The Government of India has appointed a Constitutional Review Committee headed by former Chief Justice and head of the government human rights commission, Venkatachelliah. Its terms include review of the functioning of the Constitution in the past 5 decades and suggesting changes, while keeping its "basic structure" intact. This follows the widespread debate that has been going on for some time now about the need for constitutional changes.
The constitution of a country is the fundamental law of the land. On this fundamental law, so to speak, are formulated all other laws. The Constitution represents the legalization of the rule of the class in power. It deprives certain classes of power and formalizes the power of the ruling class. In India, our constitution formalizes the power of the big bourgeoisie and deprives the workers and peasants of all nations, nationalities and tribes of power. This is the "basic structure" of the constitution, which is to be defended.

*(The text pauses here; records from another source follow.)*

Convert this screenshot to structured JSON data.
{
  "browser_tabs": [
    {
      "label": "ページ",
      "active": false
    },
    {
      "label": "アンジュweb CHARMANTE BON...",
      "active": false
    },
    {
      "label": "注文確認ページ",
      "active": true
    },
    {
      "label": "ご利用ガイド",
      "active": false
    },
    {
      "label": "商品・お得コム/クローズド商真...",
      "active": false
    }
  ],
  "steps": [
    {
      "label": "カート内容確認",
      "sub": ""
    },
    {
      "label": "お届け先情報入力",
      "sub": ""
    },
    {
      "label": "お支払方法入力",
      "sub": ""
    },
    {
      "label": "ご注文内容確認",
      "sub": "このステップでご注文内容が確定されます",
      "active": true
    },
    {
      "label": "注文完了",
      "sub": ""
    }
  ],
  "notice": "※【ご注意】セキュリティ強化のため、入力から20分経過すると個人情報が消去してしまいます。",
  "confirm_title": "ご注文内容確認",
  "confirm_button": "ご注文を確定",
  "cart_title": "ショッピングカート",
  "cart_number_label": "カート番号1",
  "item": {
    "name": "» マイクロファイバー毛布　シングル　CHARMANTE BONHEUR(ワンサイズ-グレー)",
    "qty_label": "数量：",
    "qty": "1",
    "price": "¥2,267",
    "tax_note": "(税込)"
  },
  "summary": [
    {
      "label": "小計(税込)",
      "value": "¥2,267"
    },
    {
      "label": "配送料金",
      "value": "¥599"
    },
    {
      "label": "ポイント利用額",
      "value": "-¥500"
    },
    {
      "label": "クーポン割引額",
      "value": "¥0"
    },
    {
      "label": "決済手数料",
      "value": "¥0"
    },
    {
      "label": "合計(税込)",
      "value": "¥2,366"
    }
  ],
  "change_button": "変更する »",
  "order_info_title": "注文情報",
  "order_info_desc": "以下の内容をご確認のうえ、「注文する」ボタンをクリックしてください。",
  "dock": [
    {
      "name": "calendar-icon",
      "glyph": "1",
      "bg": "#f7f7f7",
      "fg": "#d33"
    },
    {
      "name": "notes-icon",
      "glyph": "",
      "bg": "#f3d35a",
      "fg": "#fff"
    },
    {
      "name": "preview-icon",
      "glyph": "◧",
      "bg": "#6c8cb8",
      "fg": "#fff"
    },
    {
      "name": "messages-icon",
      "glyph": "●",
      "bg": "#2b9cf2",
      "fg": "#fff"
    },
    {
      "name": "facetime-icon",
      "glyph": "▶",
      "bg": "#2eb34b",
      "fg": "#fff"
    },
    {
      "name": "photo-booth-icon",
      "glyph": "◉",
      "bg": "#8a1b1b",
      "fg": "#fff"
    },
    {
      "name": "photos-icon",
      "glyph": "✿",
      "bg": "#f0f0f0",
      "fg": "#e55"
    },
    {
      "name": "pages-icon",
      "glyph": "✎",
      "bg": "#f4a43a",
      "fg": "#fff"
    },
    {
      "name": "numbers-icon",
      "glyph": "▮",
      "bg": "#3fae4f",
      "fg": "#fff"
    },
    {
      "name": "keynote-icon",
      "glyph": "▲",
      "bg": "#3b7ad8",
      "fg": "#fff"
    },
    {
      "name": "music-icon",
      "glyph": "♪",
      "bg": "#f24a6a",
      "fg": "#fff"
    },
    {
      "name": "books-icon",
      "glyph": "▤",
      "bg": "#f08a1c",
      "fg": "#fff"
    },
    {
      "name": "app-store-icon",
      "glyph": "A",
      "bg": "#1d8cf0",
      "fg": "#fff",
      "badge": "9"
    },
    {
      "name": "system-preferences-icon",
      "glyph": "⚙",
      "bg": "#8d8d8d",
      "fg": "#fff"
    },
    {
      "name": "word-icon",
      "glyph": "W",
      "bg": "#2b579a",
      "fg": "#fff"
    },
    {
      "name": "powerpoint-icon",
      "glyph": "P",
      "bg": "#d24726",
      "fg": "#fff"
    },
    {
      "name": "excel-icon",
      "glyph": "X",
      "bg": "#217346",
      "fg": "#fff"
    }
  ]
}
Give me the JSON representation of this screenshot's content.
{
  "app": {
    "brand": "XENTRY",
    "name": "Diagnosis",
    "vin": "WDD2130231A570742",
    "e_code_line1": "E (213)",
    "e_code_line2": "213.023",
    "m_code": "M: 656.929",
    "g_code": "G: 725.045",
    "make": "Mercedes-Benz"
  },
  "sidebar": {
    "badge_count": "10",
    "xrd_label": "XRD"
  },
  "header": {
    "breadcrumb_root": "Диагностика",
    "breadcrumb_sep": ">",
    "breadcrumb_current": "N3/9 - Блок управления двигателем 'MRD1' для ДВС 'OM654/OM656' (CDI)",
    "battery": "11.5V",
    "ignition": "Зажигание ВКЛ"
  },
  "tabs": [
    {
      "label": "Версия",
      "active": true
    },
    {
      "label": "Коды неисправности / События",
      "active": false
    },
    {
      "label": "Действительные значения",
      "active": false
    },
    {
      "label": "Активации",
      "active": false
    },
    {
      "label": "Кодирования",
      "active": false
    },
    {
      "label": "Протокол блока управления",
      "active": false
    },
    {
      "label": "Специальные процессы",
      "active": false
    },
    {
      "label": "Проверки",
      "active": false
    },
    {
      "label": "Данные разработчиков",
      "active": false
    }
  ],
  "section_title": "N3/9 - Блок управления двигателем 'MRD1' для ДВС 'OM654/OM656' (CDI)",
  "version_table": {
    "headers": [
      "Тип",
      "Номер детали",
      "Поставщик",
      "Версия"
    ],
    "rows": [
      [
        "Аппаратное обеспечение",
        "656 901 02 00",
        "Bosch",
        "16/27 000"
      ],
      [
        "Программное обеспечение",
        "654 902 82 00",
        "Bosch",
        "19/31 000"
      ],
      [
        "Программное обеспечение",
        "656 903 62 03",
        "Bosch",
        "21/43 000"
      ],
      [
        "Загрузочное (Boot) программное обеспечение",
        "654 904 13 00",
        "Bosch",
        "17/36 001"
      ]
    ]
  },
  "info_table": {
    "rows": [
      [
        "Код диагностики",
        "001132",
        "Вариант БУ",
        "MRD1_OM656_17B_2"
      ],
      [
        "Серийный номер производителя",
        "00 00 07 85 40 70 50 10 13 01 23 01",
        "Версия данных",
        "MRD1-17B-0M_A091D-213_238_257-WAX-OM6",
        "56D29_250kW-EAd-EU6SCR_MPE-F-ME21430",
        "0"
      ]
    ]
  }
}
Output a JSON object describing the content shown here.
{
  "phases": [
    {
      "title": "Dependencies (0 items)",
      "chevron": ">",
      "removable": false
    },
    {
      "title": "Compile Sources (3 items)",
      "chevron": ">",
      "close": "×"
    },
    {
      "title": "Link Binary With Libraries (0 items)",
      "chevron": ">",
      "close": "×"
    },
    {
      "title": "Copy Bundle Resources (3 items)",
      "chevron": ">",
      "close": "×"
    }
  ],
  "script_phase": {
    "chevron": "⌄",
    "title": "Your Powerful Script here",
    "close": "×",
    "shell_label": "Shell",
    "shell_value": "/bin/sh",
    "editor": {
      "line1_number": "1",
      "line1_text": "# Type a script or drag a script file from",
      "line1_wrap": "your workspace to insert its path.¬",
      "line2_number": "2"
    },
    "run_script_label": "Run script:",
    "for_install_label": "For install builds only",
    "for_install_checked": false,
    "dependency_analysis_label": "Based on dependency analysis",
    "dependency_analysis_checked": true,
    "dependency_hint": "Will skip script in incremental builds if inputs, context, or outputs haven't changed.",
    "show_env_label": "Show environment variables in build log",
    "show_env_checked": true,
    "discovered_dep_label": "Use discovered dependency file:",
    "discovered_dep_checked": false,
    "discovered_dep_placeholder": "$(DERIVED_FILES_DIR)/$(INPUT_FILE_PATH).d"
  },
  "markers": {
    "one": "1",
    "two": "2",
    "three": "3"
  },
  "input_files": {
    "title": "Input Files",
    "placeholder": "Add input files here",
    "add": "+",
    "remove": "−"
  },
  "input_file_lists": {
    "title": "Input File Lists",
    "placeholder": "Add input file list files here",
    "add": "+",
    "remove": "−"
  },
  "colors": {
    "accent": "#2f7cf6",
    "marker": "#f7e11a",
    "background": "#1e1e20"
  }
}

The opportunists in the working class movement create a lot of hullabaloo that there is something positive for the working class in the Indian Constitution that the BJP allegedly wants to remove. That is why they make a lot of noise about defending its "basic structure". The Indian Constitution declares in its preamble that it is a secular democratic socialist republic. The secular, socialist, and democratic content are obviously not part of the "basic structure". This is what the practice of the past 50 years shows in terms of communal violence against Muslims, Sikhs, Christians and other religious and national minorities, the increase at one pole of wealth and at the other pole of poverty. The Directive Principles of governance of the Indian Constitution do not constitute, obviously, the "basic structure", as they have been violated more often then not. What remains and is the basic structure is that the state power, the armed might of the state has been, is and will continue to be used to suppress the revolt of the toiling masses against the unjust system, to preserve the rule of the capitalists and landlords and imperialists. On this there is complete agreement between the bourgeois parties and amongst the opportunists in the working class movement.
Why has the bourgeoisie unleashed a discussion on changing the Constitution at the present time? The fact that the 1950 Constitution is designed to uphold and defend the class interests of the bourgeoisie does not mean however that this bourgeoisie can have no interest in changing it. The deepening political crisis of the bourgeois rule, reflected in the growing use of state terrorism and in the inability of any single party to maintain itself in power for long, is a development of some concern to the bourgeoisie. Another development is the requirements of globalisation of the economy. Over the past 50 years, the Constitution has been amended about 80 times by the bourgeoisie to serve its needs at different times. But now there is a push for a more comprehensive restructuring to meet the needs of the bourgeoisie in the present conditions.
Under these circumstances, the working class and people should not have the slightest illusion that what is being contemplated by the bourgeoisie now in the name of constitutional reform can be in any way in the people’s interests. At the same time, the working class and people must not fall into the trap of opposing any new moves by the bourgeoisie to strengthen its rule, from the standpoint of defending the existing thoroughly anti-people Constitution or any part of it. What the bourgeoisie wants the people to do is precisely this: either line up behind the bourgeois agenda for political change, or else line up behind the slogan of ‘defending the 1950 Constitution’. Both courses of action hold absolutely nothing for the masses of people. What is worse, the bourgeoisie hopes to engender more divisions in the ranks of the working people on these lines. Already, there are signs that in some areas, the ruling class agenda of reviewing the Constitution has become a divisive factor among sections of the working people.
What the ruling bourgeoisie does not want is that the working class and people move resolutely ahead on the only path that can lead the country out of the present situation of political crisis and deadlock arising out of its bankrupt and self-serving rule. This is the path of the working class and people developing and uniting around their own clear and independent agenda for political change, which will open the way for the people to take power in their own hands away from the hands of the bourgeoisie. Only this path will put an end to poverty and the exploitation and oppression of the toiling people. Only this will ensure a decent livelihood, human dignity and security of life for all, as well as rights for all those who are denied equality and justice under the existing system, including the various nations and nationalities, the tribal peoples, dalits, women, minorities, and others.
The communists and workers are by no means indifferent to the debate on the Constitution. On the contrary, they can and must use the occasion to further expose the present system, further expose how the Indian Constitution reflects the class rule of the big bourgeoisie that came to power in August of 1947. They must expose the kind of changes that are being proposed to the Constitution and show how they are once again dictated only by the class needs of the bourgeoisie today. Fighting the tendency within the communist movement to conciliate with social-democratic illusion mongering about the Constitution, they must compare and contrast the present constitution with one that could be the fundamental law of the land if state power was in the hands of workers and peasants. While doing so, they must clearly put forth that it is only when the workers, in alliance with the peasants and other toiling people, succeed in taking power in their own hands, that they will give rise to their own Constitution which will proclaim to the whole world the dawn of a New India.